Doch wie steht es um die seit einigen Jahren kursierenden rund 80kg pro Bundesbürger? Verschiedene Institute geben dies als den Fleischverbrauch des Durchschnittsdeutschen an. Quellen sind schwer zu finden, doch schnell wird klar, dass dies bestenfalls der Verbrauch ist und nicht der tatsächliche Verzehr. Über letzteren mögen selbst Marktverbände nur Schätzungen anstellen.
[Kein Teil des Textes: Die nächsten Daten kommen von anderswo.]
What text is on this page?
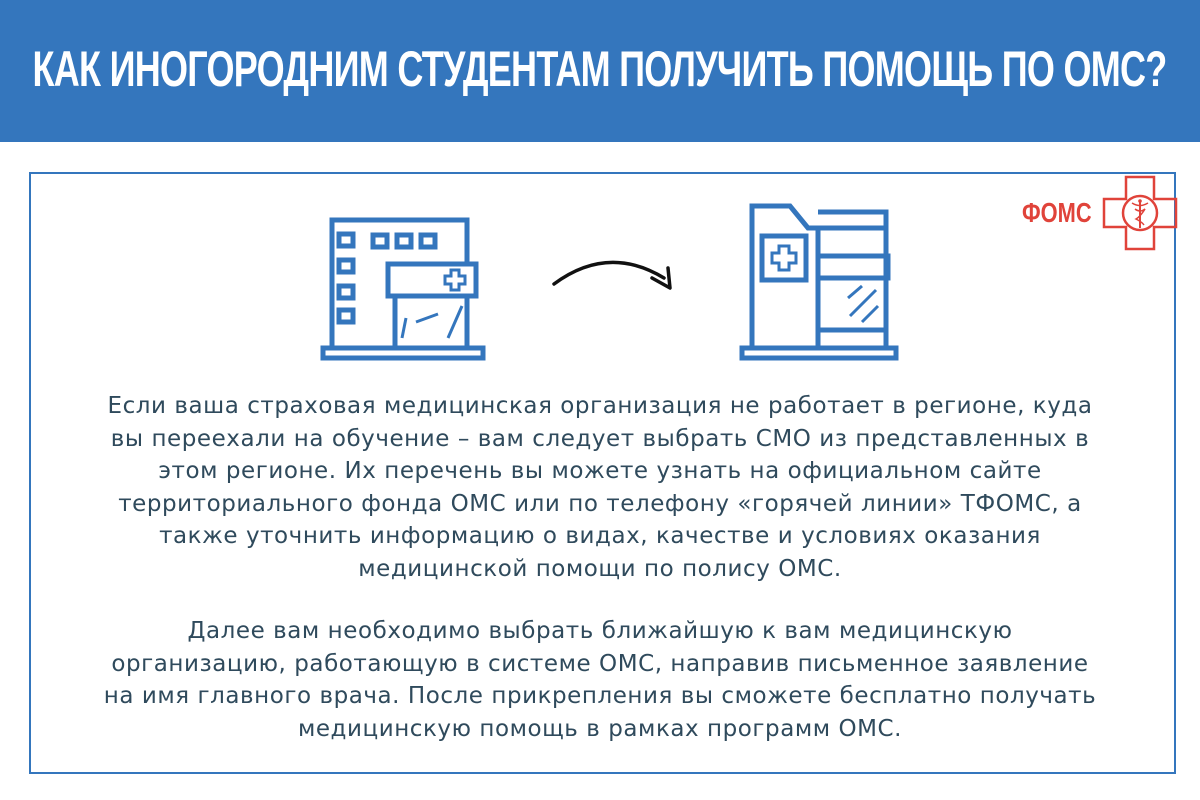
КАК ИНОГОРОДНИМ СТУДЕНТАМ ПОЛУЧИТЬ ПОМОЩЬ ПО ОМС?
ФОМС

Если ваша страховая медицинская организация не работает в регионе, куда
вы переехали на обучение – вам следует выбрать СМО из представленных в
этом регионе. Их перечень вы можете узнать на официальном сайте
территориального фонда ОМС или по телефону «горячей линии» ТФОМС, а
также уточнить информацию о видах, качестве и условиях оказания
медицинской помощи по полису ОМС.

Далее вам необходимо выбрать ближайшую к вам медицинскую
организацию, работающую в системе ОМС, направив письменное заявление
на имя главного врача. После прикрепления вы сможете бесплатно получать
медицинскую помощь в рамках программ ОМС.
Der Verbrauch könnte sich berechnen aus der für den deutschen Markt bestimmten Produktion geteilt durch die Bevölkerungszahl. Oder gar auf die tatsächlich verkauften Produkte, also abzüglich des Anteils, der es nicht in die heimischen Küchen schafft und im Handel, also letztlich im Müll endet.

Bedenken wir weiterhin, dass in Industrienationen bis zu 50% auch der gekauften Lebensmittel im Abfall landen, könnten aus der Ausgangsmenge schnell lediglich 40kg verzehrtes Fleisch werden.

All diese rechnerisch vereinfachten Überlegungen sind letztlich nur wenig relevant, denn eines steht fest: Es gibt gar keinen Fleischbedarf. Was ideologische und teils militante Vereinigungen gerne abschätzig als "Fleischhunger" bezeichnen, existiert nicht. Es mag Präferenzen geben, eine Nachfrage, jedoch keinen echten Bedarf: Der Mensch kann auch ohne Fleisch überleben. Muss er das? Sollte er?

Wir sollten nicht täglich Fleisch essen

Abseits der Extreme versuchen viele Individuen und Verbände, zu einem wenigstens gemäßigten Fleischverzehr zu motivieren. Die Mantren lauten etwa "Wir sollten nicht jeden Tag Fleisch essen!" oder "Es ist nicht gut, täglich Fleisch zu essen!"

So gut die Intention auch sein mag, so hilft die Umsetzung niemandem. Wer statt sieben mal pro Woche täglich 250g Fleisch, künftig sechs Tage die Woche 300g am Tag verzehrt, erhöht seinen Verzehr und senkt ihn nicht. Es stehen 1750g gegen 1800g.

Die gebetsmühlenartig vorgetragene Mahnung bedarf also wenigstens einer Konkretisierung. Viel effektiver wäre jedoch eine Erläuterung. Besser als Gebote, Regeln und Gesetze funktioniert seit jeher Aufklärung. Warum sollten wir weniger Fleisch essen? Und wie viel weniger?

Unsere Gesundheit und die Umwelt

Es gibt keinen Nachweis, dass der Verzehr von Fleisch per se ungesund für den Menschen sei.

Wir können wühlen und recherchieren und studieren, so viel wir wollen: Keine Studie und keine Untersuchung konnte bislang nach dem Prinzip von Ursache und Wirkung belegen, was so viele Gegner des Fleischverzehrs behaupten. Lediglich Statistiken gibt es. Und jede Statistik lässt sich aus unterschiedlichen Perspektiven betrachten. Statistiken zeigen Korrelationen. Ganz gleich wie stark diese scheinen, sie zeigen nur mögliche Zusammenhänge und sind keine Beweise.

Gibt es also keinen Grund, weniger Fleisch zu essen? Doch, durchaus.

Die Fleischproduktion in industrieller Intensivtierhaltung schadet nachweislich der Umwelt. Das so produzierte Fleisch ist von minderer Qualität und kann, je nach Herkunft, tatsächlich potenziell nachteilig für die Gesundheit des Konsumenten sein, etwa durch Antibiotikarückstände oder ein nachteiliges Fettsäurenverhältnis. Spätestens die Umweltschäden rächen sich über lange Sicht durch eine Abwertung der Landschaft und der gesamten Umgebung.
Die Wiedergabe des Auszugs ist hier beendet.